计算机科学与探索
計算機科學與探索
계산궤과학여탐색
JOURNAL OF FRONTIERS OF COMPUTER SCIENCE & TECHNOLOGY
2014年
5期
630-639
,共10页
江雨燕%李平%王清%李常训
江雨燕%李平%王清%李常訓
강우연%리평%왕청%리상훈
隐藏狄利克雷分配(LDA)%监督主题模型%文档聚类%作者预测
隱藏狄利剋雷分配(LDA)%鑑督主題模型%文檔聚類%作者預測
은장적리극뢰분배(LDA)%감독주제모형%문당취류%작자예측
latent Dirichlet allocation (LDA)%supervised topic model%documents clustering%predicting authors
当前监督或半监督隐藏狄利克雷分配(latent Dirichlet allocation,LDA)模型多数采用DSTM(down-stream supervised topic model)或USTM(upstream supervised topic model)方式加入额外信息,使得模型具有较高的主题提取和数据降维能力,然而无法处理包含多种额外信息的学术文档数据。通过对LDA及其扩展模型的研究,提出了一种将DSTM和USTM结合的概率主题模型ART(author & reference topic)。ART模型分别以USTM和DSTM方式构建了文档作者和引用文献的生成过程,因此可以对既包含作者信息又包含引用文献信息的文档进行有效的分析处理。在实验过程中采用Stochastic EM Sampling 方法对模型参数进行了学习,并将实验结果与Labeled LDA和DMR模型进行了对比。实验结果表明,ART模型不仅拥有高效的文档主题提取和聚类能力,同时还拥有优良的文档作者判别和引用文献排序能力。
噹前鑑督或半鑑督隱藏狄利剋雷分配(latent Dirichlet allocation,LDA)模型多數採用DSTM(down-stream supervised topic model)或USTM(upstream supervised topic model)方式加入額外信息,使得模型具有較高的主題提取和數據降維能力,然而無法處理包含多種額外信息的學術文檔數據。通過對LDA及其擴展模型的研究,提齣瞭一種將DSTM和USTM結閤的概率主題模型ART(author & reference topic)。ART模型分彆以USTM和DSTM方式構建瞭文檔作者和引用文獻的生成過程,因此可以對既包含作者信息又包含引用文獻信息的文檔進行有效的分析處理。在實驗過程中採用Stochastic EM Sampling 方法對模型參數進行瞭學習,併將實驗結果與Labeled LDA和DMR模型進行瞭對比。實驗結果錶明,ART模型不僅擁有高效的文檔主題提取和聚類能力,同時還擁有優良的文檔作者判彆和引用文獻排序能力。
당전감독혹반감독은장적리극뢰분배(latent Dirichlet allocation,LDA)모형다수채용DSTM(down-stream supervised topic model)혹USTM(upstream supervised topic model)방식가입액외신식,사득모형구유교고적주제제취화수거강유능력,연이무법처리포함다충액외신식적학술문당수거。통과대LDA급기확전모형적연구,제출료일충장DSTM화USTM결합적개솔주제모형ART(author & reference topic)。ART모형분별이USTM화DSTM방식구건료문당작자화인용문헌적생성과정,인차가이대기포함작자신식우포함인용문헌신식적문당진행유효적분석처리。재실험과정중채용Stochastic EM Sampling 방법대모형삼수진행료학습,병장실험결과여Labeled LDA화DMR모형진행료대비。실험결과표명,ART모형불부옹유고효적문당주제제취화취류능력,동시환옹유우량적문당작자판별화인용문헌배서능력。
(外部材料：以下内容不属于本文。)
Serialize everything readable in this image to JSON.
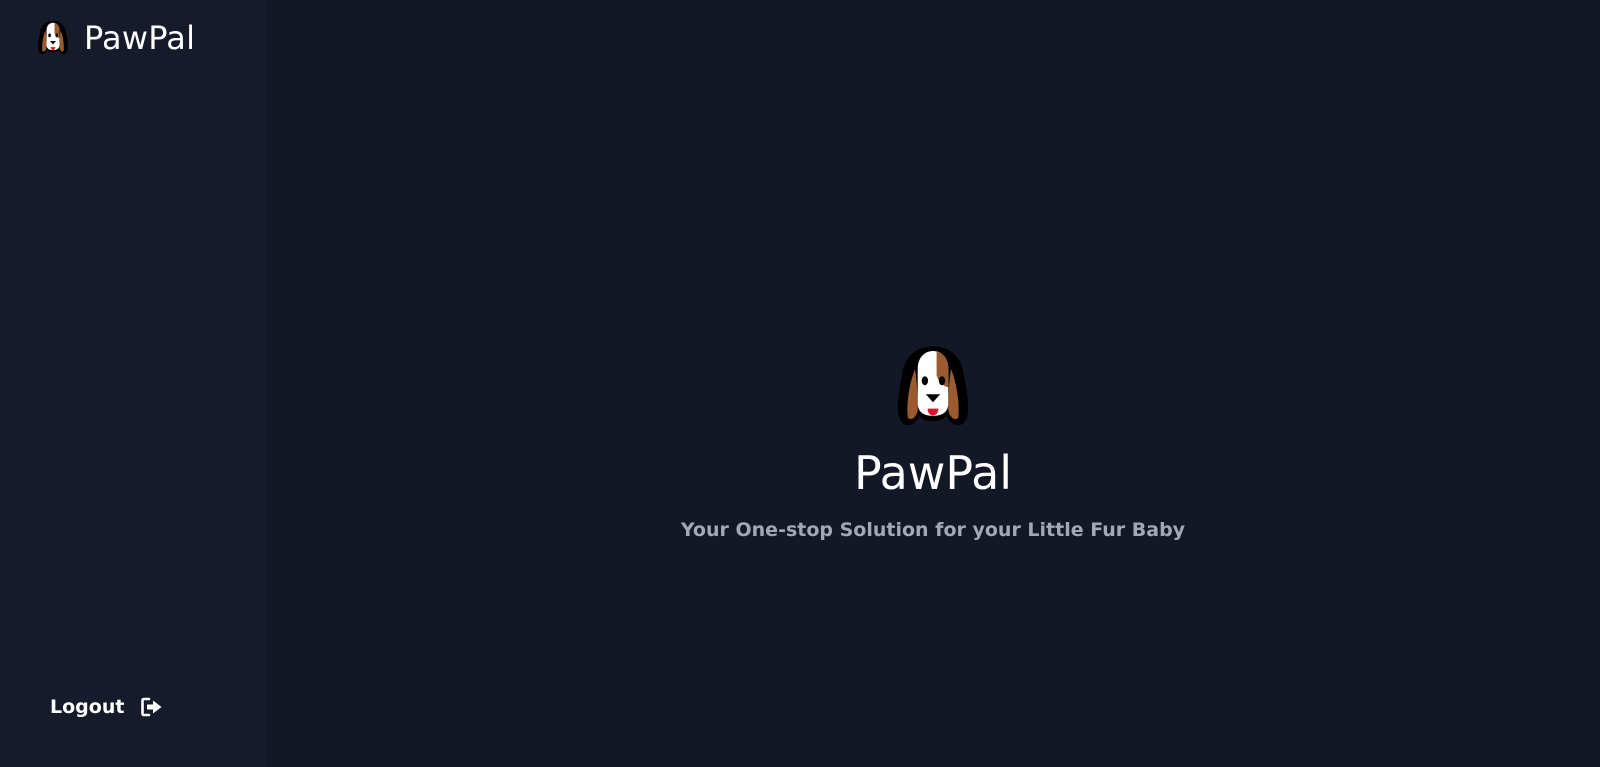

Most of supervised and semi-supervised latent Dirichlet allocation (LDA) models add metadata based on DSTM (downstream supervised topic model) or USTM (upstream supervised topic model) methods, which can improve the capabilities of topics extraction and dimension reduction. However those models can not analyze academic documents which have more than one kind of metadata. Based on the research on the LDA model and its modifications, this paper proposes a new LDA model namely author&references topic (ART) model. The ART model defines the generation process of authors and references by USTM and DSTM which makes the model be able to analyze docu-ments both with authors and references information. In the experiment, Stochastic EM Sampling method is used to learn the parameters of ART model and the ART model is compared with Labeled LDA and DMR models. The experimental results show that the ART model not only has efficient capabilities of academic documents topic extraction and clustering, but also can give an accurate prediction of authors for a new document.